I just received my plans for a 95% Ness Yawl from Iain Oughtred. I have his Clinker Plywood manual too. I am sort of looking over the plans right now and trying to get a feel for some of the details. One thing that is not plainly obvious to me right now is how you determine the widths of the planks that you must cut.
I have half breadth and offset measurements, but I understand that those give the beam of the boat at the various stations. When I'm ready to cut the planks, how do I know how big to cut them? I was expecting a table of offsets for each plank, kinda like when building a S&G kayak.
Your advice is appreciated,



dale o
03-12-2002, 10:56 AM
Read the Clinker Plywood Boatbuilding Manual. After you set up the moulds on the building frame, each plank is measured out and custom fit, using a pattern. There are no drawings of each individual plank.

Don Maurer
03-12-2002, 11:22 AM
You can get some idea of how wide the planks are by looking at the mould sections. Usually section 4 or 5 will be the widest. This does not take into account any curvature in the planks, which can be considerable. Starting with the garboard, the plank should be a couple of inches wider than the widest section on the moulds. From there, the planks very roughly follow the curve of the plank before it. Add a couple of inches to the width of each one. You can use this method for material estimation, but you really need to spile each plank or make a pattern as described in Iain's book or Ultralight BoatBuilding by Thomas Hill to get the correct shape.

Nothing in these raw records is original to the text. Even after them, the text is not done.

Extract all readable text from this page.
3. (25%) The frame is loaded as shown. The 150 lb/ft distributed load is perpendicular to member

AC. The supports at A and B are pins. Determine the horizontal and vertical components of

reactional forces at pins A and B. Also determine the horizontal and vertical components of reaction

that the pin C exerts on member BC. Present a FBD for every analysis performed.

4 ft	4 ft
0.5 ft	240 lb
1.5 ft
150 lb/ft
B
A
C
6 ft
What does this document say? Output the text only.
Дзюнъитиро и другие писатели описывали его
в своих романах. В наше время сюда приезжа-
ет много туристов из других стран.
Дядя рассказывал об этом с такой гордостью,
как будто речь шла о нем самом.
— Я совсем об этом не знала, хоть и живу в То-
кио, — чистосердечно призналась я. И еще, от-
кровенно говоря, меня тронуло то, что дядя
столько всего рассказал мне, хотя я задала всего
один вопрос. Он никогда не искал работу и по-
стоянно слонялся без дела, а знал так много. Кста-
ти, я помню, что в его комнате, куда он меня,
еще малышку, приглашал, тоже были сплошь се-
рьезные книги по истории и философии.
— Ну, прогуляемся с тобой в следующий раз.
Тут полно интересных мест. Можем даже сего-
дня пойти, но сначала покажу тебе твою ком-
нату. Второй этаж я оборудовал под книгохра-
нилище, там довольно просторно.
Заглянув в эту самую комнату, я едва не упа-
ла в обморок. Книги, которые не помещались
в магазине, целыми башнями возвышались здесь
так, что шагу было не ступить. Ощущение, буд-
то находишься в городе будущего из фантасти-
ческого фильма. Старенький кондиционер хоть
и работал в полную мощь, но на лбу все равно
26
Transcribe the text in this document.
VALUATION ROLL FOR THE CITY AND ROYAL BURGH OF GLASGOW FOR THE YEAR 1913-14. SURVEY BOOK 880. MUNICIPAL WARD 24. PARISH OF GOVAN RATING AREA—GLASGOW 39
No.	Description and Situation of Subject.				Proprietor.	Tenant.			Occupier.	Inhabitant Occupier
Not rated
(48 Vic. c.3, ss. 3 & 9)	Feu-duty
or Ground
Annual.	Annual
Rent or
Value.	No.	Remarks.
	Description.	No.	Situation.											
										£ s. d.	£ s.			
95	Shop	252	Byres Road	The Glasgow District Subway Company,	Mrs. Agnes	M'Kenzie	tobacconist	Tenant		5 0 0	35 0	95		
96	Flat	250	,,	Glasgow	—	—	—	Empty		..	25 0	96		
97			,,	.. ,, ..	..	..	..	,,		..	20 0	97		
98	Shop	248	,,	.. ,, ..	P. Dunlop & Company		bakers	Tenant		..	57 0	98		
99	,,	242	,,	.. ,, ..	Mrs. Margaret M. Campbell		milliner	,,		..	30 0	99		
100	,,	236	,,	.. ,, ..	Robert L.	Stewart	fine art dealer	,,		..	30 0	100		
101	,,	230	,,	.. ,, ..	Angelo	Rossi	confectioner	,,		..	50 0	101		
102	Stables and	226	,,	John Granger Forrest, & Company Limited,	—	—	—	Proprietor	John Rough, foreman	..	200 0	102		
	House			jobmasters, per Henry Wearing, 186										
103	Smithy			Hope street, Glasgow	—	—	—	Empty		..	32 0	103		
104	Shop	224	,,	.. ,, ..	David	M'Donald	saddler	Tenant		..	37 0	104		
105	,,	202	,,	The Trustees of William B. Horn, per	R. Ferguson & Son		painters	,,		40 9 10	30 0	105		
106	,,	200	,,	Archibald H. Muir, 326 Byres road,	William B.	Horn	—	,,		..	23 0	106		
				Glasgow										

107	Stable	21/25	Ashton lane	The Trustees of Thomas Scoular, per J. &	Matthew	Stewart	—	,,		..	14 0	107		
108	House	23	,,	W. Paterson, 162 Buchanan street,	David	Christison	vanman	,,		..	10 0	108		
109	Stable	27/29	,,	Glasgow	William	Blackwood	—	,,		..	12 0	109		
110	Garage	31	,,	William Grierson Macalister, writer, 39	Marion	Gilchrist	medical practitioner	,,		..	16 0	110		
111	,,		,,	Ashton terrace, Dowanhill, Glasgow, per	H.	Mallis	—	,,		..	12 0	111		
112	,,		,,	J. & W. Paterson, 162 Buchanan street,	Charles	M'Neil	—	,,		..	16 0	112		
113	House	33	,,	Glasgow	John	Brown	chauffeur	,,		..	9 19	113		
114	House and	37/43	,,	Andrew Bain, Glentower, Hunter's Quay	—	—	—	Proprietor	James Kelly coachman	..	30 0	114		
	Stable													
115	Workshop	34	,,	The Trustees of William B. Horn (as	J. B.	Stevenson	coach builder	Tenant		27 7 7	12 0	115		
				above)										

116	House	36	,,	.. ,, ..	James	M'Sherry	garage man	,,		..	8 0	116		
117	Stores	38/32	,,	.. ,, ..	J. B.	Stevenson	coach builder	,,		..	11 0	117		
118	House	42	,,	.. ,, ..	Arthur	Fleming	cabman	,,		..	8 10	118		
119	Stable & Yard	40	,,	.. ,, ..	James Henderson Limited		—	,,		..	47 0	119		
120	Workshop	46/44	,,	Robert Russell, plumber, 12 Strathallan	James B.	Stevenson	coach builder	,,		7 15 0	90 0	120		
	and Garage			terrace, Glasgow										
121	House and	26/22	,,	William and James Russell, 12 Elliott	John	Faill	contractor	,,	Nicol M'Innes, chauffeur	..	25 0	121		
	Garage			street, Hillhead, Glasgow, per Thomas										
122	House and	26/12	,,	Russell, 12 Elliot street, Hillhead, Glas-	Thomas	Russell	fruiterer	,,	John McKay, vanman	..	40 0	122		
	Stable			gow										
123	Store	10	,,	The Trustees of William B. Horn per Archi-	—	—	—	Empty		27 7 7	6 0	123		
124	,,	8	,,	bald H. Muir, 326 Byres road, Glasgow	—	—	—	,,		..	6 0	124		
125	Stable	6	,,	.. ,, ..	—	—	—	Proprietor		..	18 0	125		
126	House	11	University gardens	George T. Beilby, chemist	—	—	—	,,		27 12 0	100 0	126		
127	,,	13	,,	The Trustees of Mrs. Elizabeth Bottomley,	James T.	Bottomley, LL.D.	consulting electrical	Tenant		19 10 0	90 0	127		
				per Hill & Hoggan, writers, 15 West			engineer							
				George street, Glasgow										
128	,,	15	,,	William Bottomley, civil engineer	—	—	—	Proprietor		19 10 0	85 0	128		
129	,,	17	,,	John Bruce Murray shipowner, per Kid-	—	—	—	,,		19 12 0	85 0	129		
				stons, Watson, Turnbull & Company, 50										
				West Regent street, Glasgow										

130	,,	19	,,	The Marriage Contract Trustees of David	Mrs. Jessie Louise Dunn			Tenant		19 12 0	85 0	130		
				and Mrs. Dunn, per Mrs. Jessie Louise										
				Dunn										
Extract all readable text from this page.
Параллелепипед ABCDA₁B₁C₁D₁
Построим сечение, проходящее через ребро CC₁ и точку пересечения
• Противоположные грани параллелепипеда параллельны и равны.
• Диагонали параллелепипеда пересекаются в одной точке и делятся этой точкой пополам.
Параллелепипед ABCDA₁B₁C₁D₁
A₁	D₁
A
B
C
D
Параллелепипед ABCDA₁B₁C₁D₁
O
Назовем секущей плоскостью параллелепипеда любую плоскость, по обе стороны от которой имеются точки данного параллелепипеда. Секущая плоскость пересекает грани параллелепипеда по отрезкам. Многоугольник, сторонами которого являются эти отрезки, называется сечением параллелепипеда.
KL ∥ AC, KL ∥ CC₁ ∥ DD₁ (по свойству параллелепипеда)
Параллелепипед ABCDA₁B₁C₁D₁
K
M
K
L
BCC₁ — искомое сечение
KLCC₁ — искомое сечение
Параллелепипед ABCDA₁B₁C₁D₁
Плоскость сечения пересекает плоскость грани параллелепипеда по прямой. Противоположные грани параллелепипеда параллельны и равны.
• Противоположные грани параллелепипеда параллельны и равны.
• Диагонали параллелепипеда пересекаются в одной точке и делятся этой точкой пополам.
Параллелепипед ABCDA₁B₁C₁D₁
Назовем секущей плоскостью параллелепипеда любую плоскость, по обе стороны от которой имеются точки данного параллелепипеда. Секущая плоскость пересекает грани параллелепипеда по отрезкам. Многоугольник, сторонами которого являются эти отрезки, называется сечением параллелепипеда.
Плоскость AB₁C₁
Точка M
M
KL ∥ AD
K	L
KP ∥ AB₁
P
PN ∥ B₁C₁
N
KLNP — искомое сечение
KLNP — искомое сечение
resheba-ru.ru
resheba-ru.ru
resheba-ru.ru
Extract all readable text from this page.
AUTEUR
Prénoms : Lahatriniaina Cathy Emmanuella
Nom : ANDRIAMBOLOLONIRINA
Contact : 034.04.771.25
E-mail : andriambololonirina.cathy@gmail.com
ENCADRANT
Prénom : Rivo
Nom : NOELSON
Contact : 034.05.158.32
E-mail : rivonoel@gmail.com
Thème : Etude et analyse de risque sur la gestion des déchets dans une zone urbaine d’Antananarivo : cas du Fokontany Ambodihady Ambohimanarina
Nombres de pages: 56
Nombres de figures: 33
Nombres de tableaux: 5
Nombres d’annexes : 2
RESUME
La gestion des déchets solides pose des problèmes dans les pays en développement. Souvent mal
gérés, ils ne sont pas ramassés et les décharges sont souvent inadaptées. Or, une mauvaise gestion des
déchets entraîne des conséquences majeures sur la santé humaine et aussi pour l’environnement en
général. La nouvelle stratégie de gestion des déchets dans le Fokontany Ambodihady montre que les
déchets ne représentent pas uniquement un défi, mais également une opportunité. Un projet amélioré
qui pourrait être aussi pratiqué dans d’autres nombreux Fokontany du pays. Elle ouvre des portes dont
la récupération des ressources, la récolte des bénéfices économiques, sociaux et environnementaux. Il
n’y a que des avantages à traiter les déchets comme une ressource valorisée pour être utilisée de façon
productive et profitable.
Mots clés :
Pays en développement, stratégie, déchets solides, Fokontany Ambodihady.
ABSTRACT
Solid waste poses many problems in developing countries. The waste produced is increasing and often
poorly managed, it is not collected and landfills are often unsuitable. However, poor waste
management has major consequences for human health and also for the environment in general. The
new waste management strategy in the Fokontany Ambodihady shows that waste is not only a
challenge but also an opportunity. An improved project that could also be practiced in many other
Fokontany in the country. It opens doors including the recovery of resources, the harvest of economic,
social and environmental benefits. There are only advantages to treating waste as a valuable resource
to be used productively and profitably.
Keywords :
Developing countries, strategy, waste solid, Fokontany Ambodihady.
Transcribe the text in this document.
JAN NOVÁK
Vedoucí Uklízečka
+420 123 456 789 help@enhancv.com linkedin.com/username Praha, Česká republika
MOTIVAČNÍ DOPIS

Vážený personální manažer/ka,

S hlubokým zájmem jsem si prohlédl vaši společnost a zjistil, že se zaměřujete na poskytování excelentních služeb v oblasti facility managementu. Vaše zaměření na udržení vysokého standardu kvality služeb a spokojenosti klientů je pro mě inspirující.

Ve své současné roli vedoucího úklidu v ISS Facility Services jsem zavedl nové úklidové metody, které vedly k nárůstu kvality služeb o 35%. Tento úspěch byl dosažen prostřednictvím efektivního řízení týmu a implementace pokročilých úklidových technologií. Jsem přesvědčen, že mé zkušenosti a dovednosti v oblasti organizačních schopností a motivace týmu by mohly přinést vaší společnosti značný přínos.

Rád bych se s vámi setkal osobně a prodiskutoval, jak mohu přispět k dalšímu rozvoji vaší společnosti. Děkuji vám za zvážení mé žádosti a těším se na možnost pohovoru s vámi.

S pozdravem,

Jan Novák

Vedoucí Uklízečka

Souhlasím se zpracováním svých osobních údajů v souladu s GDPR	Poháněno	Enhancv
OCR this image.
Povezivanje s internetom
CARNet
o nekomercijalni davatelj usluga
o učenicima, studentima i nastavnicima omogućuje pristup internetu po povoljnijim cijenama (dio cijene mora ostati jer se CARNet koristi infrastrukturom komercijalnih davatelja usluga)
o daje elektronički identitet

[ 03-12-2002, 02:44 PM: Message edited by: Don Maurer ]

03-12-2002, 12:08 PM

I am sitting at my desk, Iain's Design Catalog in one hand and check book in the other ready to order plans for the J II Yawl (a.k.a. 95% Ness Yawl).

You are the first person I have heard of who has actually mentioned having plans and building this boat.

I expect to use the boat primarily for solo beach cruising. Do the actual plans make the boat look as good (with the 6 strakes/side) as I imagine? By the way, there are 4 photos of the J II under construction at Duck Flats Wooden Boats web page.

Please keep me posted on your progress. I will be in Ohio in June and probably again in October. I would really like to see your boat if that is possible.

Thanks in advance for any information you may be able to provide.


03-13-2002, 06:52 AM
Hi Paul. I want to second the recommendation of Oughtred's and Tom Hill's books. But I wouldn't use Tom Hill's ribband method on the Ness Yawl. I built the hull for my Whilly Boat using this method and I had to add four extra station molds to get the ribbands to conform to the shape of the boat. Oughtred mentions this problem in his book (which I got too late, hence the warning). You'll see what I mean when/if you get the books.